1. An improved punch for use with a die in a strapping tool that joins superposed upper and lower strap ends through formation of a series of longitudinally displaced interlocking shoulders stamped into each of said strap ends, said punch defined by a planar bottom wall, a top wall, a first and a second end wall interconnecting said top and bottom walls, and a first and a second side wall interconnecting with said top, bottom and end walls, said connection between said top and side walls defining a respective first and second top edge surface, and each of said side walls having a plurality of opposed and like protuberances projecting therefrom and extending between said top and bottom walls, said protuberances for forming said interlocking shoulders in said strap segments, each of said protuberances formed by at least one short wall and at least one long wall, said short wall disposed at a generally acute angle with respect to a longitudinal direction, said long wall disposed generally parallel to said side wall, wherein said long wall and short wall form a generally Z-shaped slit in said strap segments when said punch interacts with said die, the improvement comprising said top edge surface along said short wall of each of said protuberances having a relief formed thereon in order to provide an extended top edge surface which is not prone to spalling when said punch forms said interlocking shoulders.

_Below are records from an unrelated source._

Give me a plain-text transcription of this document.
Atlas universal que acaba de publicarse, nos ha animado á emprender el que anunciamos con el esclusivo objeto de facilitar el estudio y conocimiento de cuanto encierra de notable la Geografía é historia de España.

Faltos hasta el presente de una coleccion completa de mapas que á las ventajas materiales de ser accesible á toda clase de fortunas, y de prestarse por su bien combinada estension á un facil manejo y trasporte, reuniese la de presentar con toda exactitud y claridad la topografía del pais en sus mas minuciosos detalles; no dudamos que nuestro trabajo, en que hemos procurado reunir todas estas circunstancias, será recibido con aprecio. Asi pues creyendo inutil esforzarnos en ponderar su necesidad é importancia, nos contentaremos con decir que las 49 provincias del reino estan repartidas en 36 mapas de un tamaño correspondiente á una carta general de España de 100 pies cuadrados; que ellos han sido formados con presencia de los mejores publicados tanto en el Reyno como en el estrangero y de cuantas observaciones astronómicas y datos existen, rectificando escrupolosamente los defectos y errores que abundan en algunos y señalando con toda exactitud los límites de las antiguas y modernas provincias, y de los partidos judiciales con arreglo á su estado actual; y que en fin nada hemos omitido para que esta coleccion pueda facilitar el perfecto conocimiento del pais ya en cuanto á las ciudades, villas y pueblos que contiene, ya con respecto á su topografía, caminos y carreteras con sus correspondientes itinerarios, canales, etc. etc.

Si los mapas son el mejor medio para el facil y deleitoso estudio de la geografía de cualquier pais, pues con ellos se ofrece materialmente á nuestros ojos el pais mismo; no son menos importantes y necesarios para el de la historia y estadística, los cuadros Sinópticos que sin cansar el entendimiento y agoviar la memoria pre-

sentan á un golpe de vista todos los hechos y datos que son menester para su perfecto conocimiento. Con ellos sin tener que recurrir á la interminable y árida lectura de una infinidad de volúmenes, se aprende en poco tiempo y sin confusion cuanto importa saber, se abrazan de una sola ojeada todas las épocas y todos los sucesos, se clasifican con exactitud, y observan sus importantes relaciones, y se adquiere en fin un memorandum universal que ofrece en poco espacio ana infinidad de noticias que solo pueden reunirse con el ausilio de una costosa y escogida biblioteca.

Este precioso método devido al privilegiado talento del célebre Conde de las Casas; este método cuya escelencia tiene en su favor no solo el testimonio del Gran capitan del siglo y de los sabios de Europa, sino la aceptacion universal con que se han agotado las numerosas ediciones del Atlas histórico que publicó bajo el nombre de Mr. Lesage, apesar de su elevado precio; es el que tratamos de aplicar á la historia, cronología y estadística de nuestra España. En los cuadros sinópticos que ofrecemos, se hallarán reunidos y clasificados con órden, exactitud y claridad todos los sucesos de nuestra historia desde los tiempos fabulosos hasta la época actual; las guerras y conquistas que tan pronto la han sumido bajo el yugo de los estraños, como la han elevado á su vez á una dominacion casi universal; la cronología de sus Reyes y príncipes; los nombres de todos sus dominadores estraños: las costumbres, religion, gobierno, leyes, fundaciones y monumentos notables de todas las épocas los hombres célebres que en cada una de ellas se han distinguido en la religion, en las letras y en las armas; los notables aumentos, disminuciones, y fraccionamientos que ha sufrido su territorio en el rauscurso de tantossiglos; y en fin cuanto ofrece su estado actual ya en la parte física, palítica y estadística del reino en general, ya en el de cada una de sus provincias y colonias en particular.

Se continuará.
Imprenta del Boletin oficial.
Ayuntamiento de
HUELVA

2. The improved punch of claim 1 wherein said relief is cut into each said protuberance short walls in a like fashion, from said top wall at an acute angle from said top wall of said punch.

3. The improved punch of claim 2 wherein said relief extends in a downward direction from said top wall of said punch, said relief extending vertically downward from said top wall such that said acute angle is no greater than 10°.

4. The improved punch of claim 3 wherein said relief is provided solely on said first and second top edge surfaces of said punch.